Marriage in Australia is not about religion. Over 50% of marriages these days are performed by civil marriage celebrants rather than religious leaders/priests/etc. There is no religious requirement at all in legally recognised marriage, only the legal contractual requirements and government forms. Most religious celebrants insist on both people converting to their religion before they’d perform a ceremony, which is why civil celebrants perform more than 50% of most marriages. You’re also allowed to marry if you’re an atheist / non-religious. Religion is completely irrelevant to marriage.
Marriage in Australia is not about love. Controversial I know, but if it was about love then everyone would be allowed to marry the person they love.

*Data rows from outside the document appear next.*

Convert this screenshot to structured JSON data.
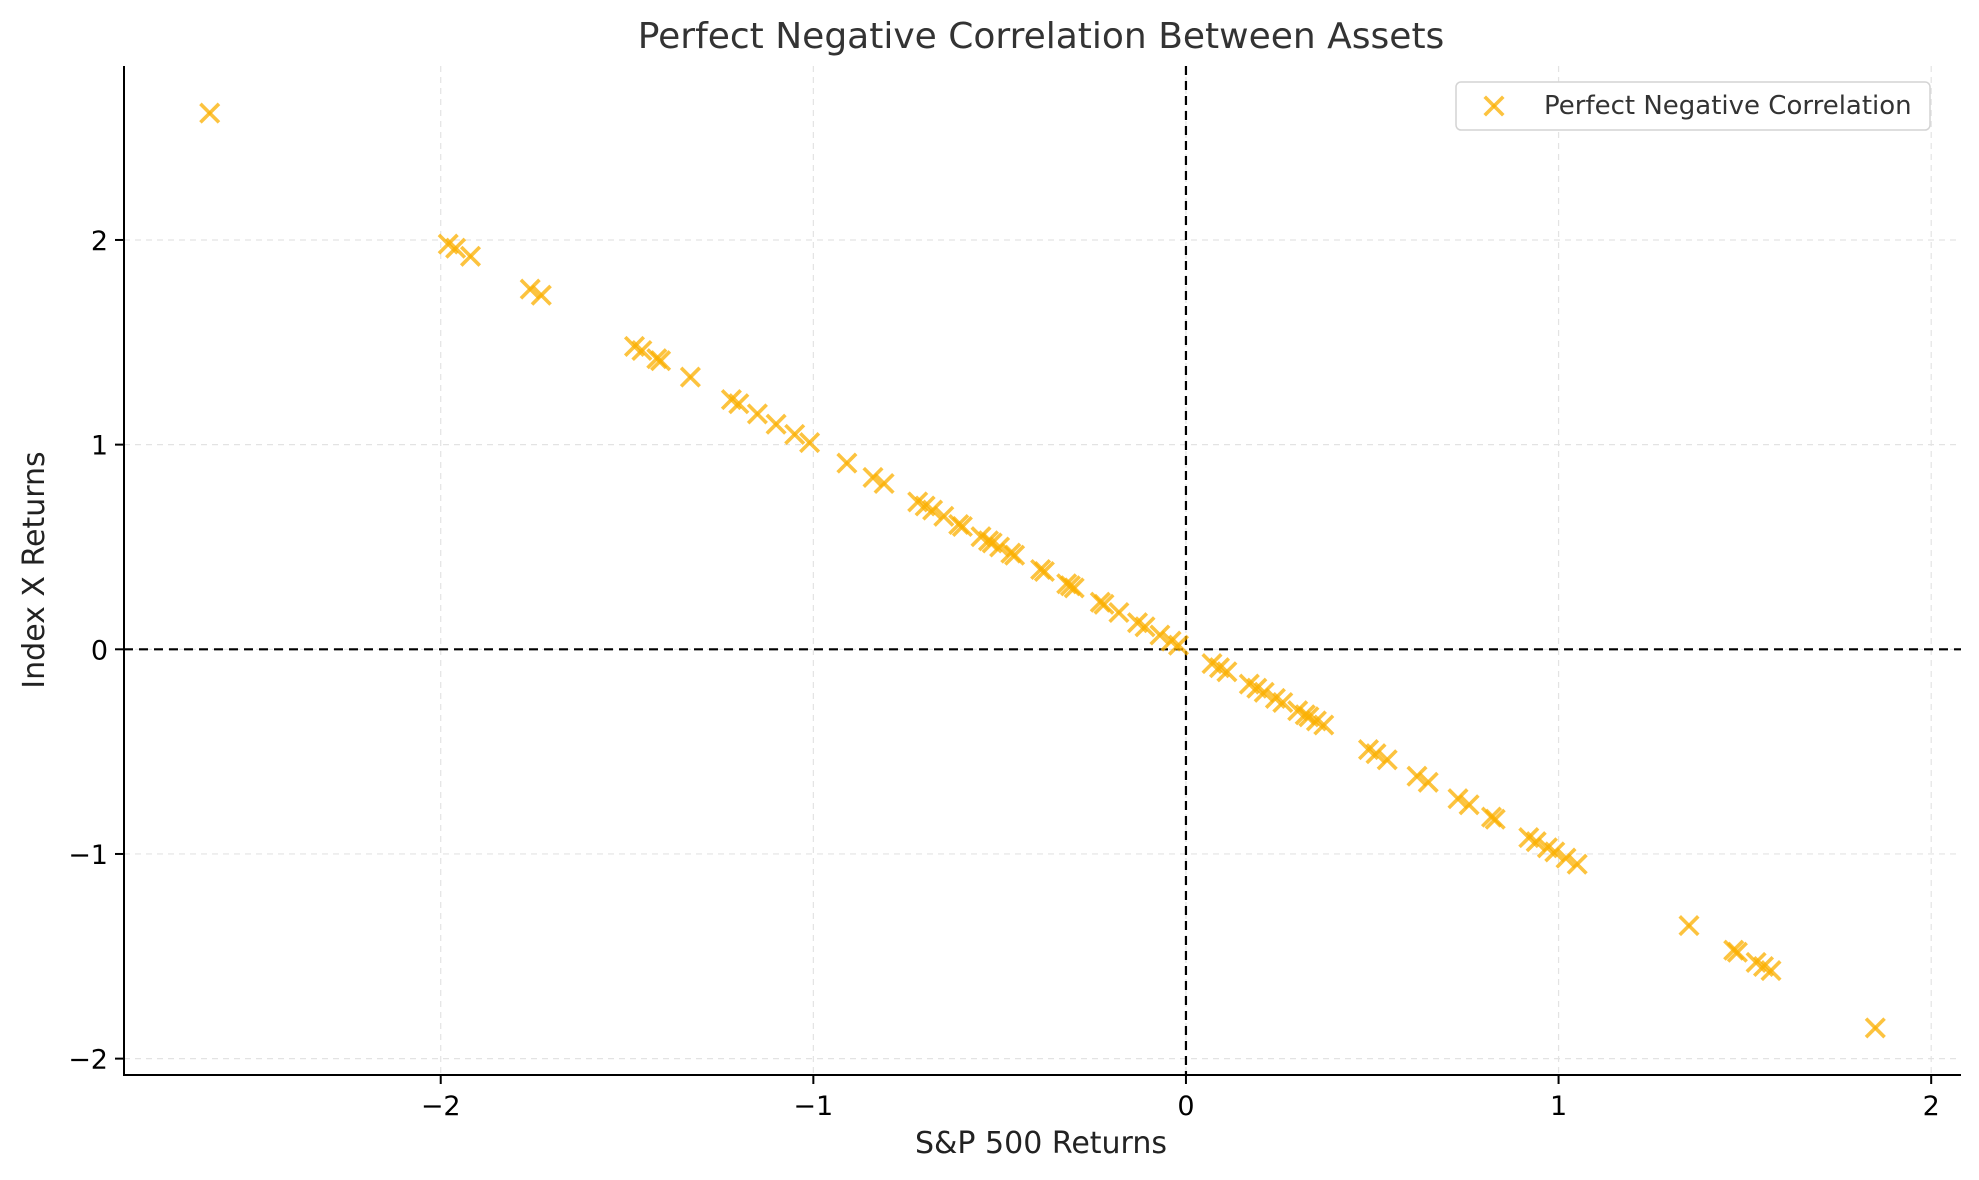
{
  "chart_data": {
    "type": "scatter",
    "title": "Perfect Negative Correlation Between Assets",
    "xlabel": "S&P 500 Returns",
    "ylabel": "Index X Returns",
    "xlim": [
      -2.85,
      2.08
    ],
    "ylim": [
      -2.08,
      2.85
    ],
    "xticks": [
      -2,
      -1,
      0,
      1,
      2
    ],
    "yticks": [
      -2,
      -1,
      0,
      1,
      2
    ],
    "xtick_labels": [
      "−2",
      "−1",
      "0",
      "1",
      "2"
    ],
    "ytick_labels": [
      "−2",
      "−1",
      "0",
      "1",
      "2"
    ],
    "grid": true,
    "reference_lines": {
      "x": 0,
      "y": 0,
      "style": "dashed",
      "color": "#000000"
    },
    "legend": {
      "position": "top-right"
    },
    "marker": "x",
    "series": [
      {
        "name": "Perfect Negative Correlation",
        "color": "#fbb000",
        "x": [
          -2.62,
          -1.98,
          -1.96,
          -1.92,
          -1.76,
          -1.73,
          -1.48,
          -1.46,
          -1.42,
          -1.41,
          -1.33,
          -1.22,
          -1.2,
          -1.15,
          -1.1,
          -1.05,
          -1.01,
          -0.91,
          -0.84,
          -0.81,
          -0.72,
          -0.7,
          -0.68,
          -0.65,
          -0.61,
          -0.6,
          -0.55,
          -0.53,
          -0.52,
          -0.5,
          -0.47,
          -0.46,
          -0.39,
          -0.38,
          -0.32,
          -0.31,
          -0.3,
          -0.23,
          -0.22,
          -0.18,
          -0.13,
          -0.11,
          -0.07,
          -0.04,
          -0.02,
          0.07,
          0.09,
          0.11,
          0.17,
          0.19,
          0.21,
          0.24,
          0.26,
          0.3,
          0.32,
          0.33,
          0.35,
          0.37,
          0.49,
          0.51,
          0.54,
          0.62,
          0.65,
          0.73,
          0.76,
          0.82,
          0.83,
          0.92,
          0.94,
          0.97,
          0.99,
          1.02,
          1.05,
          1.35,
          1.47,
          1.48,
          1.53,
          1.55,
          1.57,
          1.85
        ],
        "y": [
          2.62,
          1.98,
          1.96,
          1.92,
          1.76,
          1.73,
          1.48,
          1.46,
          1.42,
          1.41,
          1.33,
          1.22,
          1.2,
          1.15,
          1.1,
          1.05,
          1.01,
          0.91,
          0.84,
          0.81,
          0.72,
          0.7,
          0.68,
          0.65,
          0.61,
          0.6,
          0.55,
          0.53,
          0.52,
          0.5,
          0.47,
          0.46,
          0.39,
          0.38,
          0.32,
          0.31,
          0.3,
          0.23,
          0.22,
          0.18,
          0.13,
          0.11,
          0.07,
          0.04,
          0.02,
          -0.07,
          -0.09,
          -0.11,
          -0.17,
          -0.19,
          -0.21,
          -0.24,
          -0.26,
          -0.3,
          -0.32,
          -0.33,
          -0.35,
          -0.37,
          -0.49,
          -0.51,
          -0.54,
          -0.62,
          -0.65,
          -0.73,
          -0.76,
          -0.82,
          -0.83,
          -0.92,
          -0.94,
          -0.97,
          -0.99,
          -1.02,
          -1.05,
          -1.35,
          -1.47,
          -1.48,
          -1.53,
          -1.55,
          -1.57,
          -1.85
        ]
      }
    ]
  }
}
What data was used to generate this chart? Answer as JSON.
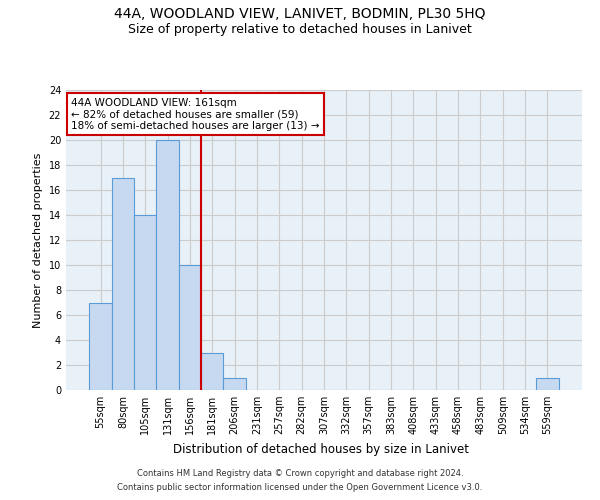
{
  "title_line1": "44A, WOODLAND VIEW, LANIVET, BODMIN, PL30 5HQ",
  "title_line2": "Size of property relative to detached houses in Lanivet",
  "xlabel": "Distribution of detached houses by size in Lanivet",
  "ylabel": "Number of detached properties",
  "categories": [
    "55sqm",
    "80sqm",
    "105sqm",
    "131sqm",
    "156sqm",
    "181sqm",
    "206sqm",
    "231sqm",
    "257sqm",
    "282sqm",
    "307sqm",
    "332sqm",
    "357sqm",
    "383sqm",
    "408sqm",
    "433sqm",
    "458sqm",
    "483sqm",
    "509sqm",
    "534sqm",
    "559sqm"
  ],
  "values": [
    7,
    17,
    14,
    20,
    10,
    3,
    1,
    0,
    0,
    0,
    0,
    0,
    0,
    0,
    0,
    0,
    0,
    0,
    0,
    0,
    1
  ],
  "bar_color": "#c6d9f0",
  "bar_edge_color": "#5b9bd5",
  "bar_edge_width": 0.8,
  "red_line_x": 4.5,
  "red_line_color": "#cc0000",
  "annotation_text": "44A WOODLAND VIEW: 161sqm\n← 82% of detached houses are smaller (59)\n18% of semi-detached houses are larger (13) →",
  "annotation_box_color": "#ffffff",
  "annotation_box_edge": "#cc0000",
  "ylim": [
    0,
    24
  ],
  "yticks": [
    0,
    2,
    4,
    6,
    8,
    10,
    12,
    14,
    16,
    18,
    20,
    22,
    24
  ],
  "grid_color": "#cccccc",
  "background_color": "#e8f0f8",
  "footer_line1": "Contains HM Land Registry data © Crown copyright and database right 2024.",
  "footer_line2": "Contains public sector information licensed under the Open Government Licence v3.0.",
  "title_fontsize": 10,
  "subtitle_fontsize": 9,
  "tick_fontsize": 7,
  "ylabel_fontsize": 8,
  "xlabel_fontsize": 8.5,
  "annotation_fontsize": 7.5,
  "footer_fontsize": 6
}
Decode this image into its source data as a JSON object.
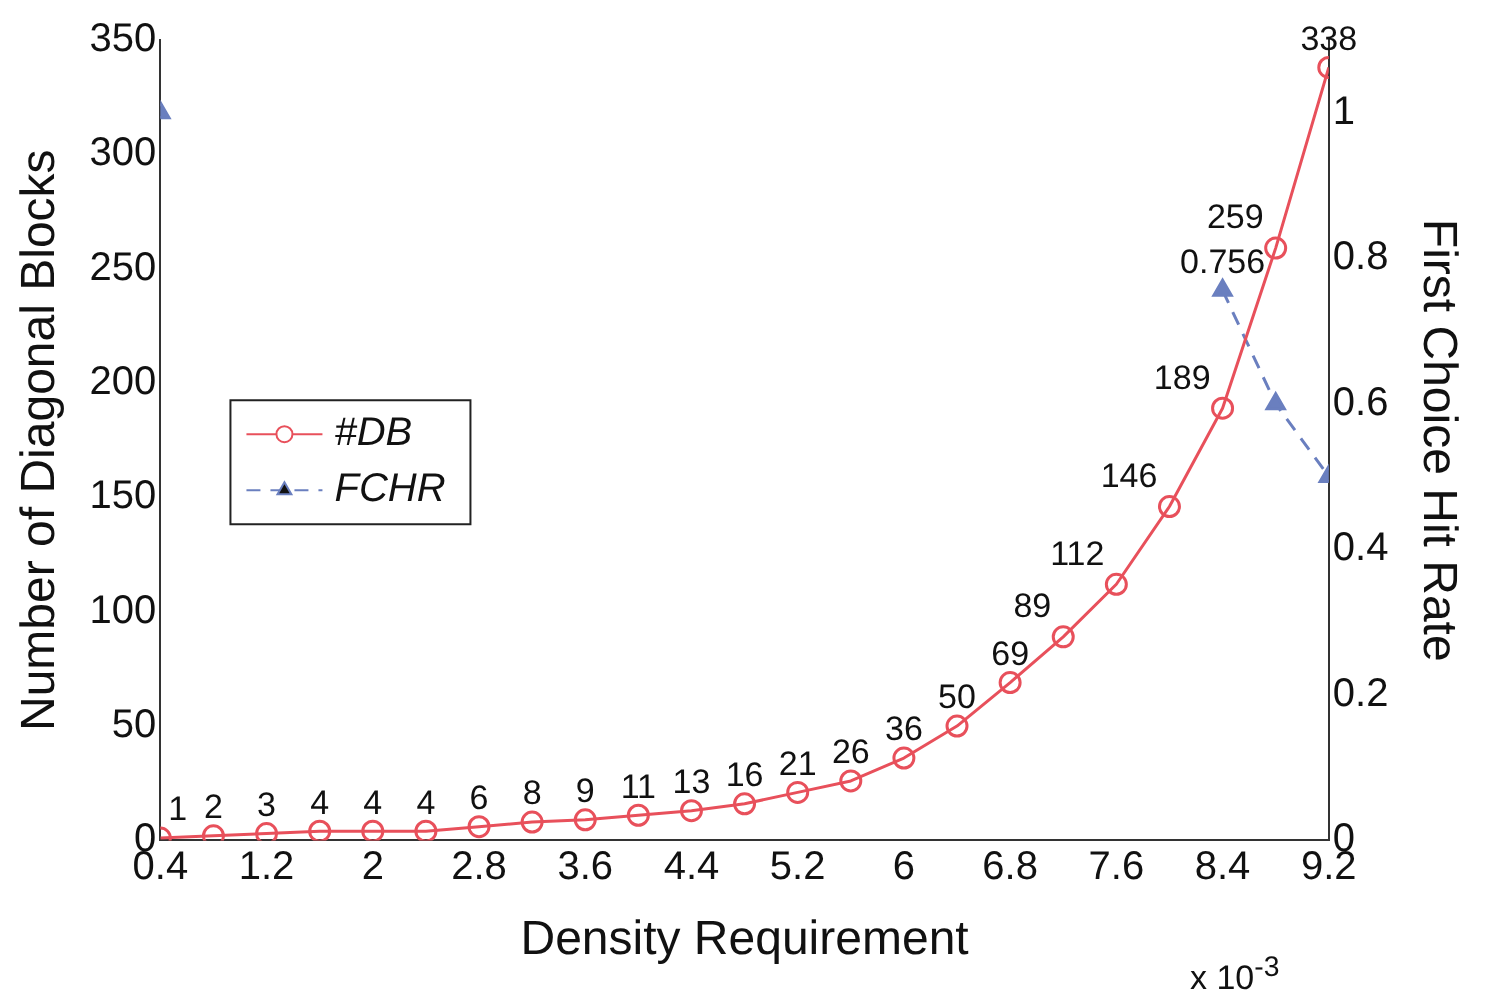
{
  "chart_data": {
    "type": "line",
    "xlabel": "Density Requirement",
    "ylabel": "Number of Diagonal Blocks",
    "y2label": "First Choice Hit Rate",
    "annotations": [
      "x 10$^{-3}$"
    ],
    "x": [
      0.4,
      0.8,
      1.2,
      1.6,
      2.0,
      2.4,
      2.8,
      3.2,
      3.6,
      4.0,
      4.4,
      4.8,
      5.2,
      5.6,
      6.0,
      6.4,
      6.8,
      7.2,
      7.6,
      8.0,
      8.4,
      8.8,
      9.2
    ],
    "series": [
      {
        "name": "#DB",
        "color": "#e8505b",
        "marker": "circle",
        "line_style": "solid",
        "values": [
          1,
          2,
          3,
          4,
          4,
          4,
          6,
          8,
          9,
          11,
          13,
          16,
          21,
          26,
          36,
          50,
          69,
          89,
          112,
          146,
          189,
          259,
          338
        ],
        "value_labels": [
          "1",
          "2",
          "3",
          "4",
          "4",
          "4",
          "6",
          "8",
          "9",
          "11",
          "13",
          "16",
          "21",
          "26",
          "36",
          "50",
          "69",
          "89",
          "112",
          "146",
          "189",
          "259",
          "338"
        ]
      },
      {
        "name": "FCHR",
        "color": "#6a7fbf",
        "marker": "triangle",
        "line_style": "dashed",
        "axis": "y2",
        "values": [
          1.0,
          null,
          null,
          null,
          null,
          null,
          null,
          null,
          null,
          null,
          null,
          null,
          null,
          null,
          null,
          null,
          null,
          null,
          null,
          null,
          0.756,
          0.6,
          0.5
        ],
        "value_labels": [
          null,
          null,
          null,
          null,
          null,
          null,
          null,
          null,
          null,
          null,
          null,
          null,
          null,
          null,
          null,
          null,
          null,
          null,
          null,
          null,
          "0.756",
          null,
          null
        ]
      }
    ],
    "xlim": [
      0.4,
      9.2
    ],
    "xticks": [
      0.4,
      1.2,
      2,
      2.8,
      3.6,
      4.4,
      5.2,
      6,
      6.8,
      7.6,
      8.4,
      9.2
    ],
    "ylim": [
      0,
      350
    ],
    "yticks": [
      0,
      50,
      100,
      150,
      200,
      250,
      300,
      350
    ],
    "y2lim": [
      0,
      1.1
    ],
    "y2ticks": [
      0,
      0.2,
      0.4,
      0.6,
      0.8,
      1
    ],
    "grid": false,
    "legend": "left"
  }
}
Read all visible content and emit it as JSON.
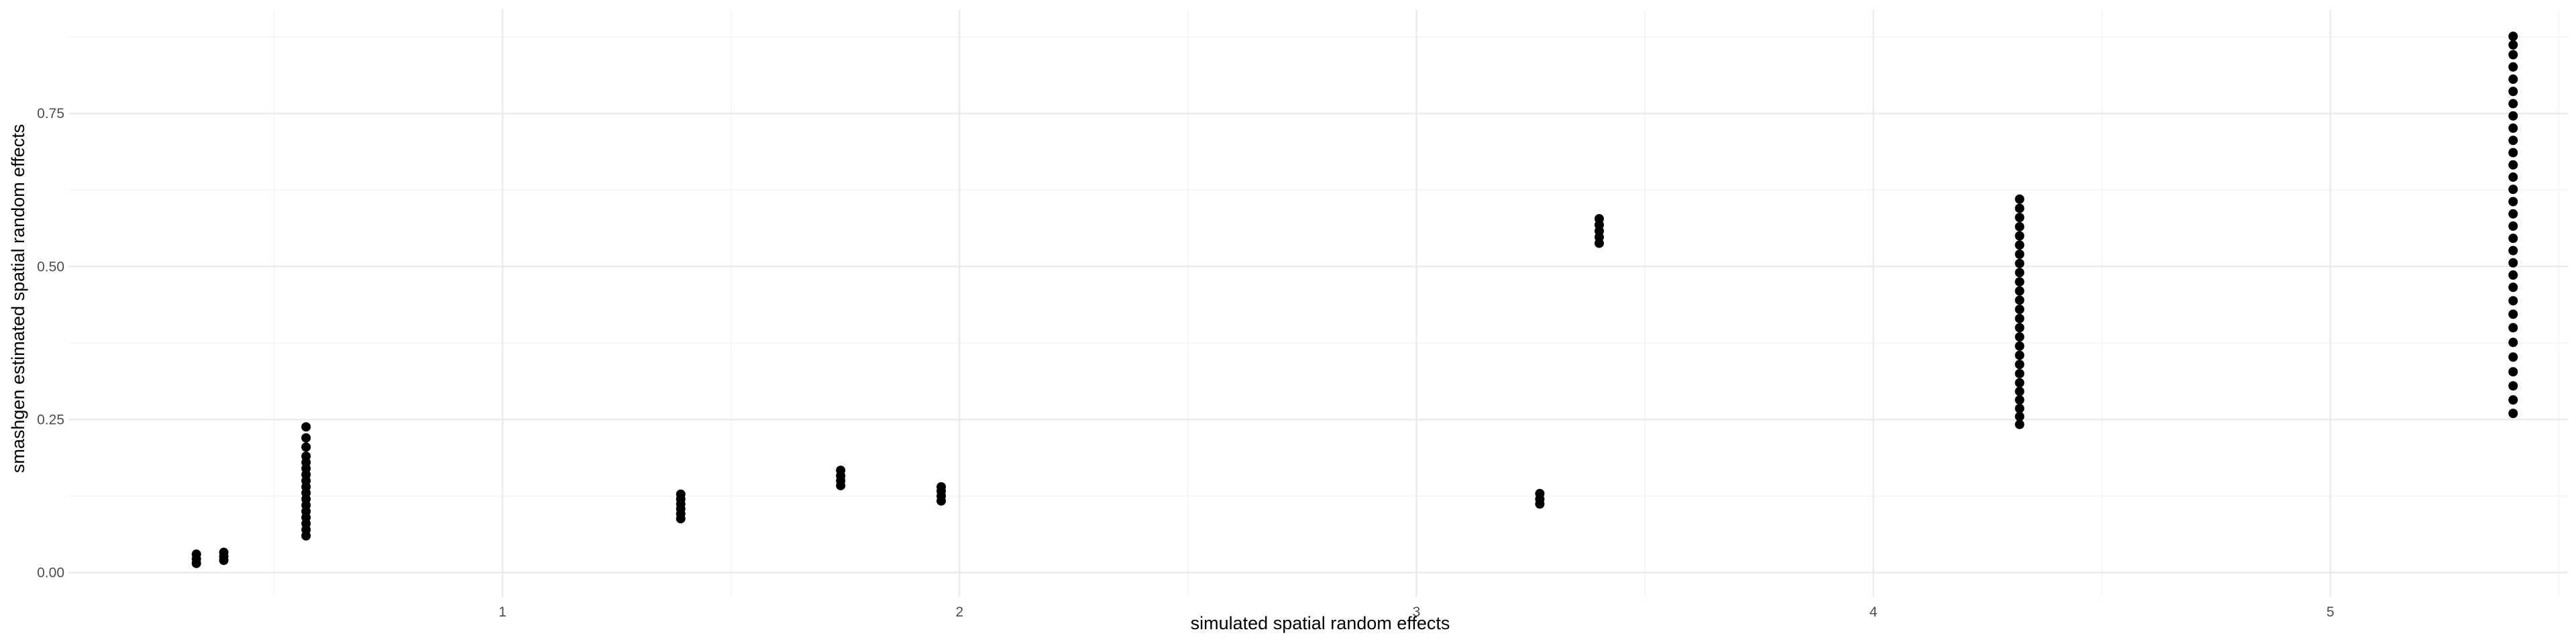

One common idiotic cry from those opposed to equality is “They can still marry, they just have to marry someone of the opposite sex”. My first thought when I hear this line is usually along the lines of “I’m sorry you’re in an unhappy marriage with someone you do not love, but that’s no reason to force a loveless marriage on everyone else”.
That is precisely what people are suggesting when making this horrible and cruel argument. They’re wanting non-hetero people to have loveless marriages. They are denying them the ability to have a marriage based on love. If those in charge of the laws are so against marriage equality, it means only one thing: Love is, sadly, completely irrelevant to marriage.
There’s only two things I can figure out marriage in Australia is about: convenience/cost savings and discrimination.
Marriage is about convenience and cost savings. Convenience of benefits afforded to married couples when it comes to tax savings, family benefits, health benefits etc. There’s many luxuries still not afforded to default or defacto couples nor people with civil unions.
Marriage is about discrimination. You can thank our ex-Prime Minister lil’ jonny howard for that. He changed the definition of marriage in 2004, introducing lines that specifically talk about one man and one woman, including certain hurtful and hateful sentences that must be said word for word by the celebrant.
Marriage means the union of one man and one woman to the exclusion of all others, voluntarily entered into for life.
These changes discriminate quite blatantly against a certain subsets of the population. They turn marriage from something that was simply not available to non-heterosexuals, into an institution that actually specifically promotes discrimination against non-heterosexuals.
These clauses both verbal and in the contract, and lil’ jonny howards rushing the amendments through parliament absolutely disgusted me.
To me, marriage should not be about discrimination nor about convenience, but those are the only things I can see that it is about under the current legal definitions in Australia.
What marriage should be about, is love. It should be a symbol of the bond you feel towards someone, a symbol of the unity you feel with them, the oneness you feel with them.
When these laws were introduced in 2004 I made a vow, and it’s one I stand by to this day. For as long as marriage in Australia is an institution that actively promotes discrimination, I cannot condone it and I will not be a part of it. Even getting engaged is something that I personally will not even idly consider until such a time as marriage equality, true marriage equality, becomes a reality.
Edit (2016-12-06): If you’re wondering if this means I see other people’s marriage as support of discrimination, let me just clarify that I most certainly do not.
I’m well aware that many other people choose to simply ignore that line, pretend it wasn’t said, or as demonstrated in this article go to lengths to have the legally required line muted, drowned out, not heard, or publicly denounced in the same breath.
That’s brilliant, it really is. Even those who simply say quietly to themselves “this legal definition isn’t what my marriage is about – my marriage is about X”. People who do that have my full support and love.
But I can’t do that. I can’t ignore the legal definition. I can’t in good mind sign my name to it. That’s why I made this vow in 2004, and stand by it in 2016.